“An apple a day won’t actually keep the doctor away… But it could land you a few more appointments with the nurse.”

What started off as a personal blog about some of the struggles I’ve faced and overcome when battling with anorexia from 2015, has turned into my own personal space to voice anything I consider particular noteworthy to publish. The frequency of my posts in the last couple of years speaks for itself. I no longer consider myself to be in that place and my posts will I hope now reflect that. Expect life, work and relationship rants, sandwiched together with a lot of talk about running. Some thing just don’t change.

If you end up finding yourself years deep into my blog, searching for a way to recover from an eating disorder, then I apologise now, because you won’t find it here.

I don’t claim to make this website about recovery because straight to the point, I don’t think there is one such way to recover for anyone. My blog for me, was 100% what triggered the start of the recovery process, as I began voicing what had been happening to me and recording all the small, medium and large hurdles along the way. I am forever thankful to my doctor for suggesting this to me. It changed my life.

So, some background…

Having optionally chosen to be brought up in an athletics world, which I was introduced to and exceeded at to a modest level from a young age; combined with the ever growing pressure for everyone to look, eat and exercise a certain way; and the anorexia my family had to devastatingly see my sister endure for some years, I was almost destined for such concerning relationships with food and exercise.

Back in 2014 and mid-way through my first year of university, I began to take a downward turn towards obsessive behaviour with my weight and body image. I’d never conceded much to the pressure of looking a certain way while being in the athletic world, regardless to having received many indirect comments about the benefits it could have brought to my performance.

It would probably be borderline impossible for me to distinguish exactly what my trigger was and when that trigger was, or started to be, established, but the three years from 2015 – 2017 saw what was undoubtedly the most challenging years of my life.

I’d always hated my appearance and would constantly pick apart areas of my body that wasn’t good enough and desperately needed attention. While many people would feel similarly, I saw any part of fat on my body as negative yet equally complained when muscle would show, but unfortunately my hate brought me face on with a doctor, as I sat in front of her as an anorexic outpatient in a hospital.

I believed, for many years, that I wouldn’t be taken seriously until I reached a certain number on the scales. Even now, I still believe I had somewhat failed at anorexia because other sufferers had their lowest weight reach a kg that if my body reached, it would no doubt have failed and killed me.

I’ve no doubt come a very long way in the years that followed and I have stayed true to my blog and its tagline, having since stamped my recovery by means of a small apple tattoo located on my inner arm. A symbol that resonates with everything I’ve been through and marks the period of time that I felt out of the other end. The apple for me, not only reflects on my absolute love for the things, but because at one point in my life, I really was just following the familiar phrase, eating just one apple a day at the disorder’s worst.

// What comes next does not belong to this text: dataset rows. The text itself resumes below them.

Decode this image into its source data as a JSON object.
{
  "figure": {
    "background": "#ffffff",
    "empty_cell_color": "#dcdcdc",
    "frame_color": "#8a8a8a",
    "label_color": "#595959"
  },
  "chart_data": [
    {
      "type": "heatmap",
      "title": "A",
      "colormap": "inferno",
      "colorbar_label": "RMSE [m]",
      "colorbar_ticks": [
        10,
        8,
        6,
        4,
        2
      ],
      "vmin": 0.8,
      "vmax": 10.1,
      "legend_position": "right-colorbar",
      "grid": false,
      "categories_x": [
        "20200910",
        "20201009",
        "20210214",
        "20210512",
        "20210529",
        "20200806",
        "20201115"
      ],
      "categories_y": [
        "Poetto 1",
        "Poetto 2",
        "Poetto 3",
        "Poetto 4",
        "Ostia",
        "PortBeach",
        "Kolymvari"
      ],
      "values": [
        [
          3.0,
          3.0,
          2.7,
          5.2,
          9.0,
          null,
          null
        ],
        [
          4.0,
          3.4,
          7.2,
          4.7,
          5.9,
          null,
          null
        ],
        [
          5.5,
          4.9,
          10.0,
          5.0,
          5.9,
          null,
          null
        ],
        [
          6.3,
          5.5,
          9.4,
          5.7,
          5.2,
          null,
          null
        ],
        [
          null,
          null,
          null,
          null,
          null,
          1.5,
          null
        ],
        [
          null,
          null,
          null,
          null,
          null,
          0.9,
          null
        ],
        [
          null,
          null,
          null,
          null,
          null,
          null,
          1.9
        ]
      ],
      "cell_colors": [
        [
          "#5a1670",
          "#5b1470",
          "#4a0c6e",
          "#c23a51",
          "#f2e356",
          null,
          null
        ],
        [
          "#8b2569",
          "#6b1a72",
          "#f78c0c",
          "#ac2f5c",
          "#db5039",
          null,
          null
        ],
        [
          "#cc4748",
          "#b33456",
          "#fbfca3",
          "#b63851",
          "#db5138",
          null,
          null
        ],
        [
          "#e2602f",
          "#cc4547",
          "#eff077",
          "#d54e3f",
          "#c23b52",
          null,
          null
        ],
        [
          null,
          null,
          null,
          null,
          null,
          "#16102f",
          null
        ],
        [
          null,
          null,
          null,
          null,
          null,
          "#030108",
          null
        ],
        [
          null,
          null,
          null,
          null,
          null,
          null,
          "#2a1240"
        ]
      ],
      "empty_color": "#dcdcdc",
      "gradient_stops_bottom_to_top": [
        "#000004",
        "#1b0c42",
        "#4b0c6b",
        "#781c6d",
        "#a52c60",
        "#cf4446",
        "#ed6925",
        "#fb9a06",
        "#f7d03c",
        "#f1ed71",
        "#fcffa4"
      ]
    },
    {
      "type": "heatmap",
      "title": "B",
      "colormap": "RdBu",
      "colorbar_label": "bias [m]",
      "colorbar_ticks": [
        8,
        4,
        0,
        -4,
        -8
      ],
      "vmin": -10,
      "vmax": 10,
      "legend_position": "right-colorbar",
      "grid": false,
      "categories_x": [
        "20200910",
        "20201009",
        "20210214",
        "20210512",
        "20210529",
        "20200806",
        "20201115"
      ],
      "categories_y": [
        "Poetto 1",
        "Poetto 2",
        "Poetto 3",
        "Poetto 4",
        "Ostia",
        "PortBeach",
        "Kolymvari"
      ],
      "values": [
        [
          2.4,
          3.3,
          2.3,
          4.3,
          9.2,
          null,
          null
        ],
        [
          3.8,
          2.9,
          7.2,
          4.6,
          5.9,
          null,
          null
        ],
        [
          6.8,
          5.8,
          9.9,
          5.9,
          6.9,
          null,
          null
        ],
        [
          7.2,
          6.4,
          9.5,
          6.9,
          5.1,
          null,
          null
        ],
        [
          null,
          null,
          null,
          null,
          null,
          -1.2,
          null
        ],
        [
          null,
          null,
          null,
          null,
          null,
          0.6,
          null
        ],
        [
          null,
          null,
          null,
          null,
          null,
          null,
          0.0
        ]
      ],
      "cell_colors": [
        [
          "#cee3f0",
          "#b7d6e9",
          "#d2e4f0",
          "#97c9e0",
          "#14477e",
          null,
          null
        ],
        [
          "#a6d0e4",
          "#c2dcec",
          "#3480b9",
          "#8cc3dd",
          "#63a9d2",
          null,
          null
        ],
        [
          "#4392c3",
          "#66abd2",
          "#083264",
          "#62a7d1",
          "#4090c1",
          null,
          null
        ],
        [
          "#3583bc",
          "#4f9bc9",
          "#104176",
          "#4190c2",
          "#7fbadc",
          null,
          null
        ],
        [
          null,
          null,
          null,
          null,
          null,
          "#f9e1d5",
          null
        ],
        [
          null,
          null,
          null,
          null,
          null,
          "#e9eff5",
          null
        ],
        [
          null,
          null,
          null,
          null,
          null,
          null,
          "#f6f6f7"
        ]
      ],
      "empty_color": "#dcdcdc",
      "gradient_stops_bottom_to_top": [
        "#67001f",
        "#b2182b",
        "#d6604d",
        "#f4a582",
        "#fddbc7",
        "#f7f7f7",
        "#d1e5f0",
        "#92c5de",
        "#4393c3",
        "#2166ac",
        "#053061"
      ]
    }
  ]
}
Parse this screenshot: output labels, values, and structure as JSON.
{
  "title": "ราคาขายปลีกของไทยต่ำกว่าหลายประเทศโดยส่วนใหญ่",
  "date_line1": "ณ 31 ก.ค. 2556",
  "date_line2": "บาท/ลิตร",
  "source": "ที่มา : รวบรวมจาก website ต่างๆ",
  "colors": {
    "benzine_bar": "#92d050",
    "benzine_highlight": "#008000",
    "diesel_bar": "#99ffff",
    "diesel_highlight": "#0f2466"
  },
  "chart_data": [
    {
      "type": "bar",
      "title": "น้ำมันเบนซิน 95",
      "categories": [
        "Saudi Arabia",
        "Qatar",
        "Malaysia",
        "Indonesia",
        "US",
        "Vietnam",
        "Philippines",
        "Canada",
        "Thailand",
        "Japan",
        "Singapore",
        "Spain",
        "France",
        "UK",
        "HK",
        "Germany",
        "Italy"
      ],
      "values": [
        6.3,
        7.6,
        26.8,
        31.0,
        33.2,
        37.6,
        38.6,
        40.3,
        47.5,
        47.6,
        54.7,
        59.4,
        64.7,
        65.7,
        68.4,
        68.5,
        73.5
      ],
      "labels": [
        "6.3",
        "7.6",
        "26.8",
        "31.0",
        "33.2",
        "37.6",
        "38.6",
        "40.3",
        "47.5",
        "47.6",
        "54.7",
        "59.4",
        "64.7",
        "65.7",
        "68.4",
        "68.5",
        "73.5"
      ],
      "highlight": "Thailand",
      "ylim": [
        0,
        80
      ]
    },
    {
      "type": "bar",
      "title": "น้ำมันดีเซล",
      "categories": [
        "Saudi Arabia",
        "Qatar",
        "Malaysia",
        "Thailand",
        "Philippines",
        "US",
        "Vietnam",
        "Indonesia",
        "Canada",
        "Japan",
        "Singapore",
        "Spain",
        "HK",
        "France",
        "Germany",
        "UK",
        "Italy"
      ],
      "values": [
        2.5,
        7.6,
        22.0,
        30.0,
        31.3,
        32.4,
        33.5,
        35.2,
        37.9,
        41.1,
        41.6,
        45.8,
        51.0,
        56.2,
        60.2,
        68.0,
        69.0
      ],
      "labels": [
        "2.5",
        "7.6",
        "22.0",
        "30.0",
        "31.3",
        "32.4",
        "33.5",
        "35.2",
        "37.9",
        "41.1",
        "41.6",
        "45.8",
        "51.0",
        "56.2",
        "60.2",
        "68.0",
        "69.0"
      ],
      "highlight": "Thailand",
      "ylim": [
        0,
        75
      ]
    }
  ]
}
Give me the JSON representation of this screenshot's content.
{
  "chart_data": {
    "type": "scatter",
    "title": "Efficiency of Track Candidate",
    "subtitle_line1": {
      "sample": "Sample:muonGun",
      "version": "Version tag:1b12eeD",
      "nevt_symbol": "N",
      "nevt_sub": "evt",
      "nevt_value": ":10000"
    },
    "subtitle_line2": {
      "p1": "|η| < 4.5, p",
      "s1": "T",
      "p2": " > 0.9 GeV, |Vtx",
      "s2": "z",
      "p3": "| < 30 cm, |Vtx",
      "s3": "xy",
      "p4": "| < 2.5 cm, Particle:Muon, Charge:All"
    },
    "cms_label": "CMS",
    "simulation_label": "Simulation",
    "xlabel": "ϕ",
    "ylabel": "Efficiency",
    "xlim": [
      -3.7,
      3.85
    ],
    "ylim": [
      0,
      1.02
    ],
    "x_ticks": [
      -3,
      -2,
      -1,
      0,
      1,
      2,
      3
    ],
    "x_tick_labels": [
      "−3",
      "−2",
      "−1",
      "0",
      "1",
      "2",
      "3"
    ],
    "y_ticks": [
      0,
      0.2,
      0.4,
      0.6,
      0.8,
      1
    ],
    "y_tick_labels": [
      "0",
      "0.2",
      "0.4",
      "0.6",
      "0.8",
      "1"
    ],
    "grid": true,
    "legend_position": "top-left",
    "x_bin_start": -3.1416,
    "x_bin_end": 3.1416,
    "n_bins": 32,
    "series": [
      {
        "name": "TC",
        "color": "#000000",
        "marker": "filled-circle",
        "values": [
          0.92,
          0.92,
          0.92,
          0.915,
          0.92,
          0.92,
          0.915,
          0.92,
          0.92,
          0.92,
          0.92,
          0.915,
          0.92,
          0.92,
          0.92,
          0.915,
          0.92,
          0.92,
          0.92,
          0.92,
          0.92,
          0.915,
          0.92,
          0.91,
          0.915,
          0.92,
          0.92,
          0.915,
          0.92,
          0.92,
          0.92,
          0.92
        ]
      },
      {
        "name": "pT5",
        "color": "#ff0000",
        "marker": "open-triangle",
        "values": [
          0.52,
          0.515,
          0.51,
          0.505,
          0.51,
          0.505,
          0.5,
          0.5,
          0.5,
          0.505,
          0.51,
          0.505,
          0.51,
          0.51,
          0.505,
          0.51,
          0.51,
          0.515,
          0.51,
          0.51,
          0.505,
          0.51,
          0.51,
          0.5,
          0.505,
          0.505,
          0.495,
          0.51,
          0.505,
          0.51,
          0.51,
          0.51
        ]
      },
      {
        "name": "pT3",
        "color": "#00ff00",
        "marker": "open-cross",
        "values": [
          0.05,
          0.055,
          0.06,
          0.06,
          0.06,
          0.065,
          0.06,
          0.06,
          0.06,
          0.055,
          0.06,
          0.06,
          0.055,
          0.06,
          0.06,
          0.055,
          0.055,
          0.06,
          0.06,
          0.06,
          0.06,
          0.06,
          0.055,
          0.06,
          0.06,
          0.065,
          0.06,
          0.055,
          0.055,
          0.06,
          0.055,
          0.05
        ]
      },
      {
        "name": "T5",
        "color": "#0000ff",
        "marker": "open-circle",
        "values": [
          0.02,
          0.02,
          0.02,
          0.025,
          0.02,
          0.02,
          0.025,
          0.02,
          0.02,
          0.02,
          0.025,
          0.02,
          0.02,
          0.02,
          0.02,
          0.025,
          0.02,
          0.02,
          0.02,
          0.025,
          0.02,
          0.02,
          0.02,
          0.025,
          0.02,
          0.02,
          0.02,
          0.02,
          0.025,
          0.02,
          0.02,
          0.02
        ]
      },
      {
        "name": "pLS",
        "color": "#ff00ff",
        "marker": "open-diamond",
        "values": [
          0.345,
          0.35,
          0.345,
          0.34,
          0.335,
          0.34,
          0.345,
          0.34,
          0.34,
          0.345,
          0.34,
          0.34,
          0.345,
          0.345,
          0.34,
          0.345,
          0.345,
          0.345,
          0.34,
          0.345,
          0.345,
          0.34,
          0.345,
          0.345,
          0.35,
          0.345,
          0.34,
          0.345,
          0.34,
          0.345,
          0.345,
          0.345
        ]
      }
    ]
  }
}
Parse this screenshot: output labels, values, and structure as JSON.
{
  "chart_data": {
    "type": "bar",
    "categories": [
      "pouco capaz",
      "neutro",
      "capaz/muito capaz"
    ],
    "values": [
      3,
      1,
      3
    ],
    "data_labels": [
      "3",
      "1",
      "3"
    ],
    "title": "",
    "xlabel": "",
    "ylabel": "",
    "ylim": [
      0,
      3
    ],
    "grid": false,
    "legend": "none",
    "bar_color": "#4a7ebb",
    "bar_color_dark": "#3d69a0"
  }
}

I’ve succeeded in being a better runner that I never thought I’d be after gaining weight and have since raised over £1000 to the charity that saw me through all of this, Beat. I have built up relationships with so many different types of food again and found a balance between depriving and gorging. I’ve fought off toxic friendships and relationships that triggered negative thoughts and found even better ones along the way.

In essence, I am a better, stronger, happier version of the person I ever thought I’d be and this part of my life seems somewhat surreal.

Though I don’t think an eating disorder ever quite leaves you, knowing how to silence the voice when it starts getting loud, is what I have learned through all this.

Now, get on out and enjoy the posts.